UGA shot 42.3 percent from behind the arc in a 70-68 overtime victory in Starkville. That was part of a three-game stretch in which the Bulldogs made 44.3 percent on 3-pointers.
For the season, they’re making just 31.5 percent, which ranks ninth in the SEC.
“Well, to me, every good player has a bad game,” freshman Kentavious Caldwell-Pope. “You’ve just got to come in focused and get ready to just make some shots, I guess.”
Caldwell-Pope made 6 of 12 from 3-point range against State, and he’s shooting 31.1 percent on the season. MSU coach Rick Stansbury knows Georgia’s numbers don’t look pretty, but he doesn’t put much stock in them, either.
“So we don’t look at Georgia at all as a team that’s not a very good shooting team,” Stansbury said. “I think they’re a really good-shooting basketball team. That was the difference in our game.”
Grant focused in
Alabama, which faces South Carolina today, has been through some ups and downs this season. It lost four in a row in January, then starting forward Tony Mitchell was suspended on Feb. 7 – it turned into a season-long suspension.
Then the other starting forward, JaMychal Green, was suspended for four games, returning Feb. 25 against MSU.
Alabama now finds itself at 20-10 and in good position for an NCAA tournament berth, and a big reason for that is coach Anthony Grant’s singular focus on the present.

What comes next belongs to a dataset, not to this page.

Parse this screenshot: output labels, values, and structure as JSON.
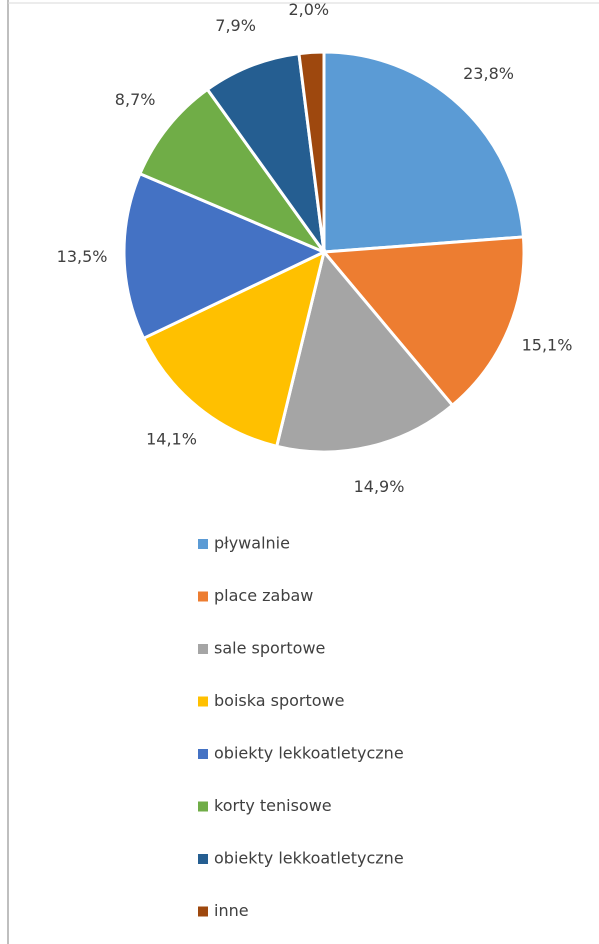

When asked about the turmoil from earlier in the season, Grant stuck to his one-day-at-a-time mantra.
“Our guys have shown an ability to move on and to worry about things they can control in terms of today,” Grant said. “That was two, three weeks ago and has no bearing on where we are as a team. We’ve moved on. We’re living in today.”
Ole Miss was down 11 points to Auburn with 15 minutes, 30 seconds left in Oxford in February. That’s when Murphy Holloway took over.
The Rebels went on a 14-0 run that included 12 straight points from Holloway, and Ole Miss pulled out a 61-54 win.
Auburn coach Tony Barbee wants to keep that from happening tonight.
“The biggest thing is when we are in our zone, that’s really where he got going in that second game when he had his own personal 12-0 run. Even in our zone we’re going to have to find him, put a body on him and keep him off the glass,” Barbee said.
Holloway finished with 20 points and 11 rebounds as the Rebels earned a regular-season split with the Tigers.
Barbee says he feels like Auburn has been successful by mixing up its defenses against Ole Miss. The Rebels shot 36.1 percent in a two-overtime loss at Auburn and 44.9 at home.
Auburn players say they can see the impact that Holloway has for Ole Miss.
“He’s an energy guy,” said senior forward Kenny Gabriel, who averages 2.3 blocked shots. “Once he gets going, their whole team gets going.”
Guard Frankie Sullivan said it’s important for Auburn not to give up on Holloway on any defensive trip.
“He’s got a knack for getting to the ball even if it’s not in his place. He can offensive rebound from the weak side,” he said.
LSU looking for run
It wasn’t that long ago that LSU was getting “bubble love” in NCAA tournament conversations.
Then came a three-game losing streak to end the regular season. It began with a blowout loss in Oxford, a 72-48 victory for Ole Miss, the first of three-straight wins to close the season for the Rebels.
LSU followed its Oxford visit with a 74-69 overtime loss at home to Tennessee and a 67-52 loss at Auburn, the Rebels’ opening-day opponent Thursday.
LSU finished the regular season 17-13, 7-9 in the league and finds itself with the advantage of playing the SEC tournament in its own backyard but with the disadvantage of being in the No. 8 seed and No. 9 seed game as the LSU-Arkansas winner faces No. 1 Kentucky.
“We know it’s all on us, and we know we can fix things,” said LSU center Justin Hamilton. “We lost the last three games, but we’re working on getting back to playing LSU basketball … with effort and intensity.”
Players said defensive lapses have been the primary reasons for the losing streak.
While Kentucky is the obvious favorite to win the SEC tournament, LSU coach Trent Johnson doesn’t see the 8-9 winner as having a lost cause.
“If any team is not ready to play at its best, certainly other teams can advance in this tournament,” he said. “Lots of things happen this time of year.”